Story versus Character is one of the great debates in story writing – which is more important? Aristotle argued that is was Story. In modern film and stories in general, it is also Story versus Character versus Spectacle. In Hollywood we can classify Spectacle as special effects, explosions, gun fights and car chases etc. Spectacle was classically the least important, but currently it could be argued that it is prioritized in modern film.

Overall, in the debate of Story Driven content and Character Driven content – both are important. 


Characterisation is used to identify all observable traits of a character. All humans are unique and credible and this intrigues the audience. Creating characters with mystery and intrigue helps to create an air of “Nothing is as it seems”. How the character acts under pressure shows their inner personality. Two people who are seemingly very different could turn out to react exactly the same under pressure. In many stories the “Mask of Characterisation” is stripped away to see the true character. Often this will reveal a contradiction between the characterisation and true character. The vast majority of stories do not change characters at all – they reveal the true character in contrast to their characterisation. However in some stories changes do occur – for example in the education plot, the dissolution plot, the redemption plot, the degeneration plot and the maturation plot (i.e. The Silver Linings Playbook). However, in most cases for a character to become a better person it is easier if it is instead a ‘return to their better self’. 

The choice and action of characters are the events of a story – this makes character actions ‘human’. Is the majority of the event in the character’s control? If the answer is yes, then we can potentially call the story ‘Character Driven’.


When you are writing a story, it helps to write one sentence to describe the ‘controlling idea’ of the story – this will help you to understand what we should keep in the story and what to discard. The audience will search for meaning in every scene – even if there is none – so make sure that nothing is irrelevant. Story is an emotional experience, not an intellectual one. You want the audience to believe in the truth that you have expressed in your story. The story is the demonstration of an idea in action, without explanation.

The controlling idea is how and why things change, but specific to character and plot.

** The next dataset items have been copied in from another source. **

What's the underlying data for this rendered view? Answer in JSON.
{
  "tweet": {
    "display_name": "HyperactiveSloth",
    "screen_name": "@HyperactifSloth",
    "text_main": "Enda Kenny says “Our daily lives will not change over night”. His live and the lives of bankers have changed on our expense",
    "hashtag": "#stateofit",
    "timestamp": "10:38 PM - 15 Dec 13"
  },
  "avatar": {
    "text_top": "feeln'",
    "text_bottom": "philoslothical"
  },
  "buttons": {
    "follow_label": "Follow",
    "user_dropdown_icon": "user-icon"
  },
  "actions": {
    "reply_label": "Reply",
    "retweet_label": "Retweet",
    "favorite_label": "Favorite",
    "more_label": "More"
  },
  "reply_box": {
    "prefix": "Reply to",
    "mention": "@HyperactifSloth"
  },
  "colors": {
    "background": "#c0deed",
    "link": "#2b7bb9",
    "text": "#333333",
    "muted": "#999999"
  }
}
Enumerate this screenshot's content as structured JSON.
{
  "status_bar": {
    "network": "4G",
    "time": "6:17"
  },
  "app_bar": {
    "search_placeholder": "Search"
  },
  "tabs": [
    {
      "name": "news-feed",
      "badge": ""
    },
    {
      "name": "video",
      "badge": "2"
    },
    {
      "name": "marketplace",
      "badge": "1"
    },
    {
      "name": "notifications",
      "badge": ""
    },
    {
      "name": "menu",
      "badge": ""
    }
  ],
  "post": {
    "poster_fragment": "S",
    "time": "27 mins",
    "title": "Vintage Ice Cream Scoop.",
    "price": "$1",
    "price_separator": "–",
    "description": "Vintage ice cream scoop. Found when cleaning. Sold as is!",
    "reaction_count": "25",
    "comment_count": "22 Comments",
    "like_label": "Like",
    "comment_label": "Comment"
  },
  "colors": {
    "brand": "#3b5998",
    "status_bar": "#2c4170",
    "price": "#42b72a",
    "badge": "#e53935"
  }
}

For example, the contrast between two detective/crime fighting stories:

Dirty Harry – Dirty Harry wins by being more violent than the criminals.

Columbo – Columbo wins by being smarter.

Another way to create meaning is through the use of Irony. As a writer you can use Idealism, Pessimism or a combination of both to create irony. For example:

Idealistic – Love is Sacrifice, Anonymously

Pessimistic – Love is Selfish and People Are Incapable of True Love

The irony in this could be that it is both? Stories which end in irony are usually our favourites. This is because we usually tend to think:

“Life is just like that – positive and negative.”

Adventures in Storytelling: McKee’s STORY is part of  a series based on McKee’s STORY Seminars. Notes based on the seminar from London, 2013.